Azure Monitor provides visibility into the health and performance of Azure SQL Database instances, allowing users to collect metrics and logs from databases and monitor them with Azure's monitoring and reporting tools. The platform uses dedicated data stores to collect metrics and logs from Azure resources, retaining metrics for 93 days by default. To take advantage of all of Azure Monitor's features, database instances must be configured to write metrics and logs to a Log Analytics workspace. Users can enable diagnostics and auditing on databases to start collecting database metrics and logs, and set up auditing policies at either the server or database level. Once enabled, users can leverage all of Azure Monitor's monitoring and reporting capabilities to view and analyze database metrics and logs, including using the Azure SQL Analytics monitoring solution, creating custom alerts, and reviewing audit logs in Log Analytics.
Jan 10, 2022 1,363 words in the original blog post.
Datadog, a company that values individual perspectives and contributions, has launched its new Datadog Spotlight Series to feature employees from teams around the globe. In this series, Geoffrey Kwan, a Solutions Engineer based in New York, shares his career journey at Datadog. Starting as a University Recruiter, Geoffrey transitioned into a Solutions Engineering role after learning about it from colleagues. As a Solutions Engineer, he helps customers navigate the product and solve monitoring challenges specific to their business. Geoffrey has grown and developed significantly in his career at Datadog, including becoming a Community Guild co-leader for the Asian and Pacific Islander Community. Datadog is currently hiring for various roles worldwide.
Jan 05, 2022 715 words in the original blog post.

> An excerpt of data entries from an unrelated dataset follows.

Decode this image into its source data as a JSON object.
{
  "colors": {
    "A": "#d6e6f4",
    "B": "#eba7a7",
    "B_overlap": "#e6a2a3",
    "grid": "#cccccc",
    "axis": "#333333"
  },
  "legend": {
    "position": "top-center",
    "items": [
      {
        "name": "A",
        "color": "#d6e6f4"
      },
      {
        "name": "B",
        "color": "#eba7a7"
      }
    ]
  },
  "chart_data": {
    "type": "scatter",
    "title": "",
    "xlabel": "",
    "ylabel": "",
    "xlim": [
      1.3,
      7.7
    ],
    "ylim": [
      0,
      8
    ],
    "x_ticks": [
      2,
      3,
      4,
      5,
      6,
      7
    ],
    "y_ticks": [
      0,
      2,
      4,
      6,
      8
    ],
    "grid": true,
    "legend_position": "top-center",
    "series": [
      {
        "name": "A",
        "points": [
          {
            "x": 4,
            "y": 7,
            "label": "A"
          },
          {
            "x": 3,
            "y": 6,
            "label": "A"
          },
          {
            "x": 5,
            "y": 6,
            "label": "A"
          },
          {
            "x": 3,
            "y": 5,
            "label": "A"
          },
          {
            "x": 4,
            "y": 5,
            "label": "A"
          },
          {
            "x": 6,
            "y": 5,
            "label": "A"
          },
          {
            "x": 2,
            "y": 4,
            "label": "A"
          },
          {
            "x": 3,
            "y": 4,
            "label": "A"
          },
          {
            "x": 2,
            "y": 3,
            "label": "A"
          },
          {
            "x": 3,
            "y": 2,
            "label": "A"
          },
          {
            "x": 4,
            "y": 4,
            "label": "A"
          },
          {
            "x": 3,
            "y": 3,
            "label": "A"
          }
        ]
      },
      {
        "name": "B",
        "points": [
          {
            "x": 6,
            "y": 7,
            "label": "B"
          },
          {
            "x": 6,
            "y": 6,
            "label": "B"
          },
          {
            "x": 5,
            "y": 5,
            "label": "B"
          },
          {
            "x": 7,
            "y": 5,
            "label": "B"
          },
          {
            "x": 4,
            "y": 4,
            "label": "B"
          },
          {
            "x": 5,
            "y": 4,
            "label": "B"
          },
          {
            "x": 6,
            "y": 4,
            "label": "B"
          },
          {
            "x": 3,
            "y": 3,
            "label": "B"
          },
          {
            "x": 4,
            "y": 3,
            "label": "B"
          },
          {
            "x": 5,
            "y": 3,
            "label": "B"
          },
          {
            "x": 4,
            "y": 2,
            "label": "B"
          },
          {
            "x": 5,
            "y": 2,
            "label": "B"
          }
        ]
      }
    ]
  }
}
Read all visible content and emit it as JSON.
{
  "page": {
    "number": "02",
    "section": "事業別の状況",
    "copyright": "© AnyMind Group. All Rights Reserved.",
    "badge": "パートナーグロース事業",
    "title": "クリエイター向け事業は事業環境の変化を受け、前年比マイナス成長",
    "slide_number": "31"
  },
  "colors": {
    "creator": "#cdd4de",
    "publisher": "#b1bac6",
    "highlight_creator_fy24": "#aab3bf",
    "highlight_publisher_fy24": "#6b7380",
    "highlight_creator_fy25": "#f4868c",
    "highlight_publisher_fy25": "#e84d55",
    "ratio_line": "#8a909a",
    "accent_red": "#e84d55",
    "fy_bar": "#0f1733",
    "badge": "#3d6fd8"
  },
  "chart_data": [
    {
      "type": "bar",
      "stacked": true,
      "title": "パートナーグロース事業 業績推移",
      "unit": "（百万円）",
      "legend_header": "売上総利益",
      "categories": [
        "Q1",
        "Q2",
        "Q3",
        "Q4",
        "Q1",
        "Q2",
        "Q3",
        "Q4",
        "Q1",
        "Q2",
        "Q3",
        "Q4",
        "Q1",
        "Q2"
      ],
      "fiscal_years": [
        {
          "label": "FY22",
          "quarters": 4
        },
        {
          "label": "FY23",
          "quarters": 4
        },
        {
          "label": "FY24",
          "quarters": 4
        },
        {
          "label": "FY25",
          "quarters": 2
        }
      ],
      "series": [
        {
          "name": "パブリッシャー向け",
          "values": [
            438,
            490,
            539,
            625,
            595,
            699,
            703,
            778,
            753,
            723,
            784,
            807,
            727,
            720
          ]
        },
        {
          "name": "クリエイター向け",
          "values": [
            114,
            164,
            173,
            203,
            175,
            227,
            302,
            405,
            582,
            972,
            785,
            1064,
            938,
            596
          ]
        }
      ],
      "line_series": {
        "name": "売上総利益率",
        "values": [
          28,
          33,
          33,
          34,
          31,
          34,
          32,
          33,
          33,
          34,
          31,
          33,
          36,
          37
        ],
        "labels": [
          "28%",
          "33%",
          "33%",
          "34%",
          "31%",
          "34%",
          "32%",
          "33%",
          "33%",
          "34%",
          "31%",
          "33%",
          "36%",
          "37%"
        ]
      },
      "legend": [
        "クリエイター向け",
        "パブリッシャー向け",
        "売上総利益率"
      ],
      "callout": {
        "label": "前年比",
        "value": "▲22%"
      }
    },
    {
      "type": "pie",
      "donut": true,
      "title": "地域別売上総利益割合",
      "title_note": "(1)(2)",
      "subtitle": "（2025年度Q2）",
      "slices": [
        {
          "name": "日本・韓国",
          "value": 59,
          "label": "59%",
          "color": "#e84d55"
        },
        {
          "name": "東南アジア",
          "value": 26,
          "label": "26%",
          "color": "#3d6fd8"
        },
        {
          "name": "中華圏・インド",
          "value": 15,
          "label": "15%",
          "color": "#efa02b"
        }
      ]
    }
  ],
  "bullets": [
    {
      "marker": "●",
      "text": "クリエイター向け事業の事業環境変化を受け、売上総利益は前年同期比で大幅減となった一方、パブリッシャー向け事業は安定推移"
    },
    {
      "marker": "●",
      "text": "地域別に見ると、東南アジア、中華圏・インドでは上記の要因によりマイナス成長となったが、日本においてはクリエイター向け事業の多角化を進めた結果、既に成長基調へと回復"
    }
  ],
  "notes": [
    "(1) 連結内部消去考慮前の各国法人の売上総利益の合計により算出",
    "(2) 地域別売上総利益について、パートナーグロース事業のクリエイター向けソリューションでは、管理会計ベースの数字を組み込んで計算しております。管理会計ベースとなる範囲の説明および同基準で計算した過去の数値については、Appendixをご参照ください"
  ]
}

At Datadog, a company that values diversity and individual contributions, the team is growing rapidly and celebrating its success with a new Spotlight Series. The series features stories from employees around the globe, including Geoffrey Kwan, a Solutions Engineer based in New York City. Kwan shares his journey to Datadog, starting as a University Recruiter and transitioning into a Solutions Engineering role, where he helps customers navigate the platform and solves monitoring challenges specific to their business. As a Solutions Engineer, Kwan emphasizes the importance of continuous learning and growth alongside the product, and highlights the support he received from colleagues and leadership throughout his career development. He also shares his experience as a Community Guild co-leader at Datadog, where he advocates for diversity, equity, and inclusion in the workplace and provides resources to the Asian and Pacific Islander community. The company invites others to join its teams around the world by learning more about open roles on its Careers page.
Jan 05, 2022 725 words in the original blog post.